В 2001-м Китано написал книгу о своих родителях, «От Кикуджиро до Саки». Как многие другие его сочинения, она разошлась большим тиражом и даже была экранизирована на телевидении, превратившись в десятисерийный фильм. Сам Такеси в нем не играл.

 

* * *

 

Не признающий авторитетов хулиган, вечный ребенок, не желающий взрослеть... Можно было предположить, что в диалоге с учителями и «старшими» он дойдет и до «высших сил». Китано — не христианин, но и буддизм ему приписывают ошибочно; скорее, он агностик или пантеист, а временами — убежденный атеист. В его романе, переведенном на французский под названием «Рождение гуру» и экранизированном Тосихиро Тенмой в 1993 году, не без иронии рассказывается о буднях религиозной секты.

Китано, похоже, серьезно изучал данный вопрос, и потому книга его кажется (вероятно, и является) в большей степени остроумным памфлетом на хорошо знакомую ему тему, актуальную по тем (книга написана в конце 1980-х, опубликована в 1990-м) временам, нежели философическим трактатом. Главный герой книги, молодой Казуо, разочаровавшись в жизни — у него нет ни работы, ни любимой девушки, ни семьи, — случайно становится членом религиозного объединения. Практически тут же он выясняет, что технология «чудодейственного исцеления», которую практикует лидер секты, — чистой воды шарлатанство. Это не останавливает наивного неофита. Он с интересом следит за искренне верующими членами сообщества: они участвуют в обмане населения, будучи уверенными в необходимости религии пусть даже ее внешней основой будут примитивные фокусы, а внутренние каноны будут сформулированы крайне слабо (Китано сравнивает изложенные своим героем религиозные тезисы со школьным сочинением).

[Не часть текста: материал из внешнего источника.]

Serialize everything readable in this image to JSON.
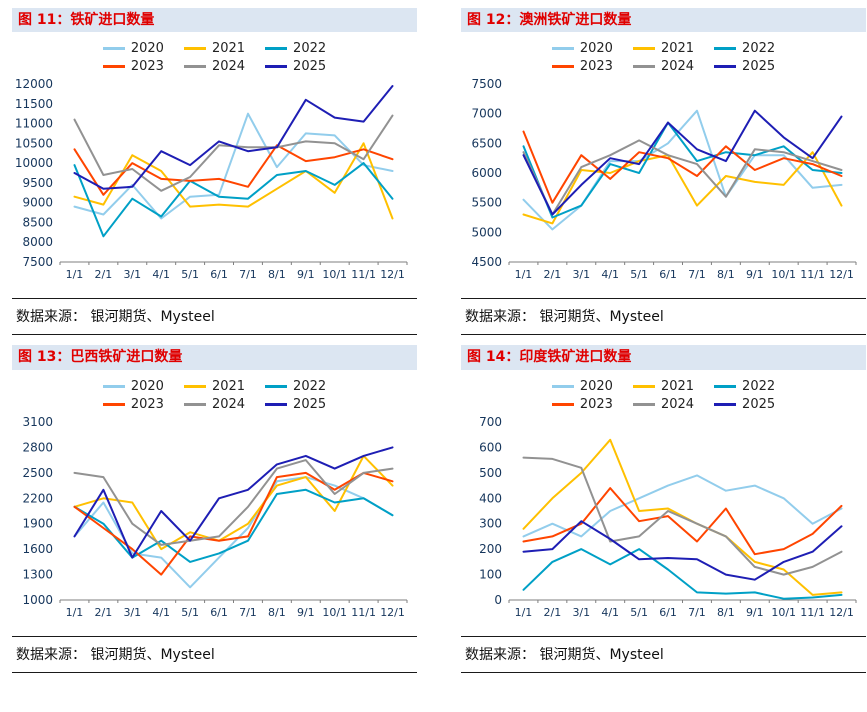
{
  "chart_data": [
    {
      "type": "line",
      "title": "图 11：铁矿进口数量",
      "source": "数据来源： 银河期货、Mysteel",
      "x": [
        "1/1",
        "2/1",
        "3/1",
        "4/1",
        "5/1",
        "6/1",
        "7/1",
        "8/1",
        "9/1",
        "10/1",
        "11/1",
        "12/1"
      ],
      "ylim": [
        7500,
        12000
      ],
      "ytick_step": 500,
      "grid": false,
      "legend_position": "top",
      "series": [
        {
          "name": "2020",
          "color": "#92CDEC",
          "values": [
            8900,
            8700,
            9450,
            8600,
            9150,
            9200,
            11250,
            9900,
            10750,
            10700,
            9950,
            9800
          ]
        },
        {
          "name": "2021",
          "color": "#FFC000",
          "values": [
            9150,
            8950,
            10200,
            9800,
            8900,
            8950,
            8900,
            9350,
            9800,
            9250,
            10500,
            8600
          ]
        },
        {
          "name": "2022",
          "color": "#00A0C6",
          "values": [
            9950,
            8150,
            9100,
            8650,
            9550,
            9150,
            9100,
            9700,
            9800,
            9450,
            10000,
            9100
          ]
        },
        {
          "name": "2023",
          "color": "#FF4500",
          "values": [
            10350,
            9200,
            10000,
            9600,
            9550,
            9600,
            9400,
            10450,
            10050,
            10150,
            10350,
            10100
          ]
        },
        {
          "name": "2024",
          "color": "#929292",
          "values": [
            11100,
            9700,
            9850,
            9300,
            9650,
            10450,
            10400,
            10400,
            10550,
            10500,
            10100,
            11200
          ]
        },
        {
          "name": "2025",
          "color": "#1E1EB4",
          "values": [
            9750,
            9350,
            9400,
            10300,
            9950,
            10550,
            10300,
            10400,
            11600,
            11150,
            11050,
            11950
          ]
        }
      ]
    },
    {
      "type": "line",
      "title": "图 12：澳洲铁矿进口数量",
      "source": "数据来源： 银河期货、Mysteel",
      "x": [
        "1/1",
        "2/1",
        "3/1",
        "4/1",
        "5/1",
        "6/1",
        "7/1",
        "8/1",
        "9/1",
        "10/1",
        "11/1",
        "12/1"
      ],
      "ylim": [
        4500,
        7500
      ],
      "ytick_step": 500,
      "grid": false,
      "legend_position": "top",
      "series": [
        {
          "name": "2020",
          "color": "#92CDEC",
          "values": [
            5550,
            5050,
            5450,
            6200,
            6200,
            6500,
            7050,
            5600,
            6300,
            6300,
            5750,
            5800
          ]
        },
        {
          "name": "2021",
          "color": "#FFC000",
          "values": [
            5300,
            5150,
            6050,
            6000,
            6200,
            6300,
            5450,
            5950,
            5850,
            5800,
            6350,
            5450
          ]
        },
        {
          "name": "2022",
          "color": "#00A0C6",
          "values": [
            6450,
            5250,
            5450,
            6150,
            6000,
            6850,
            6200,
            6350,
            6300,
            6450,
            6050,
            6000
          ]
        },
        {
          "name": "2023",
          "color": "#FF4500",
          "values": [
            6700,
            5500,
            6300,
            5900,
            6350,
            6250,
            5950,
            6450,
            6050,
            6250,
            6150,
            5950
          ]
        },
        {
          "name": "2024",
          "color": "#929292",
          "values": [
            6350,
            5300,
            6100,
            6300,
            6550,
            6300,
            6150,
            5600,
            6400,
            6350,
            6200,
            6050
          ]
        },
        {
          "name": "2025",
          "color": "#1E1EB4",
          "values": [
            6300,
            5300,
            5800,
            6250,
            6150,
            6850,
            6400,
            6200,
            7050,
            6600,
            6250,
            6950
          ]
        }
      ]
    },
    {
      "type": "line",
      "title": "图 13：巴西铁矿进口数量",
      "source": "数据来源： 银河期货、Mysteel",
      "x": [
        "1/1",
        "2/1",
        "3/1",
        "4/1",
        "5/1",
        "6/1",
        "7/1",
        "8/1",
        "9/1",
        "10/1",
        "11/1",
        "12/1"
      ],
      "ylim": [
        1000,
        3100
      ],
      "ytick_step": 300,
      "grid": false,
      "legend_position": "top",
      "series": [
        {
          "name": "2020",
          "color": "#92CDEC",
          "values": [
            1750,
            2150,
            1550,
            1500,
            1150,
            1500,
            1850,
            2400,
            2450,
            2350,
            2200,
            2000
          ]
        },
        {
          "name": "2021",
          "color": "#FFC000",
          "values": [
            2100,
            2200,
            2150,
            1600,
            1800,
            1700,
            1900,
            2350,
            2450,
            2050,
            2700,
            2350
          ]
        },
        {
          "name": "2022",
          "color": "#00A0C6",
          "values": [
            2100,
            1900,
            1500,
            1700,
            1450,
            1550,
            1700,
            2250,
            2300,
            2150,
            2200,
            2000
          ]
        },
        {
          "name": "2023",
          "color": "#FF4500",
          "values": [
            2100,
            1850,
            1600,
            1300,
            1750,
            1700,
            1750,
            2450,
            2500,
            2300,
            2500,
            2400
          ]
        },
        {
          "name": "2024",
          "color": "#929292",
          "values": [
            2500,
            2450,
            1900,
            1650,
            1700,
            1750,
            2100,
            2550,
            2650,
            2250,
            2500,
            2550
          ]
        },
        {
          "name": "2025",
          "color": "#1E1EB4",
          "values": [
            1750,
            2300,
            1500,
            2050,
            1700,
            2200,
            2300,
            2600,
            2700,
            2550,
            2700,
            2800
          ]
        }
      ]
    },
    {
      "type": "line",
      "title": "图 14：印度铁矿进口数量",
      "source": "数据来源： 银河期货、Mysteel",
      "x": [
        "1/1",
        "2/1",
        "3/1",
        "4/1",
        "5/1",
        "6/1",
        "7/1",
        "8/1",
        "9/1",
        "10/1",
        "11/1",
        "12/1"
      ],
      "ylim": [
        0,
        700
      ],
      "ytick_step": 100,
      "grid": false,
      "legend_position": "top",
      "series": [
        {
          "name": "2020",
          "color": "#92CDEC",
          "values": [
            250,
            300,
            250,
            350,
            400,
            450,
            490,
            430,
            450,
            400,
            300,
            360
          ]
        },
        {
          "name": "2021",
          "color": "#FFC000",
          "values": [
            280,
            400,
            500,
            630,
            350,
            360,
            300,
            250,
            150,
            120,
            20,
            30
          ]
        },
        {
          "name": "2022",
          "color": "#00A0C6",
          "values": [
            40,
            150,
            200,
            140,
            200,
            120,
            30,
            25,
            30,
            5,
            10,
            20
          ]
        },
        {
          "name": "2023",
          "color": "#FF4500",
          "values": [
            230,
            250,
            300,
            440,
            310,
            330,
            230,
            360,
            180,
            200,
            260,
            370
          ]
        },
        {
          "name": "2024",
          "color": "#929292",
          "values": [
            560,
            555,
            520,
            230,
            250,
            350,
            300,
            250,
            130,
            100,
            130,
            190
          ]
        },
        {
          "name": "2025",
          "color": "#1E1EB4",
          "values": [
            190,
            200,
            310,
            240,
            160,
            165,
            160,
            100,
            80,
            150,
            190,
            290
          ]
        }
      ]
    }
  ],
  "style": {
    "axis_label_color": "#16365C",
    "axis_line_color": "#7F7F7F",
    "title_color": "#E00000",
    "title_bg": "#DCE6F2"
  }
}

Больше других Казуо интересует первосвященник секты, правая рука гуру — господин Сиба. Этот серый кардинал нередко теоретизирует, утверждает, что все различия между любыми религиями поверхностны и несущественны, и, являясь главным обманщиком, открыто наживается на верующих. Обаятельный образ бабника, циника и прожигателя жизни, решившего посвятить судьбу служению религии, безусловно, списан Китано с себя; точнее, со своего публичного облика. Неудивительно, что Такеси исполнил роль Сибы в экранизации.

Именно Сиба после неожиданной смерти гуру приходит к парадоксальному решению, назначая молодого Казуо новым проповедником и номинальным лидером группы. Казалось бы, религиозная идея дискредитируется этим очевидным парадоксом... Финальная глава-развязка с кинематографической точностью в деталях показывает схватку Сибы с последним идеалистом секты Комамурой, в результате которой первый закалывает второго ножом. Сиба приносит сразу две жертвы: убивает на глазах неопытного гуру того, кто еще мог передать новому лидеру искренние устремления, и добровольно идет в тюрьму, пообещав Казуо напоследок: «Мы еще поработаем... Выйдя на свободу, я не изменю себе».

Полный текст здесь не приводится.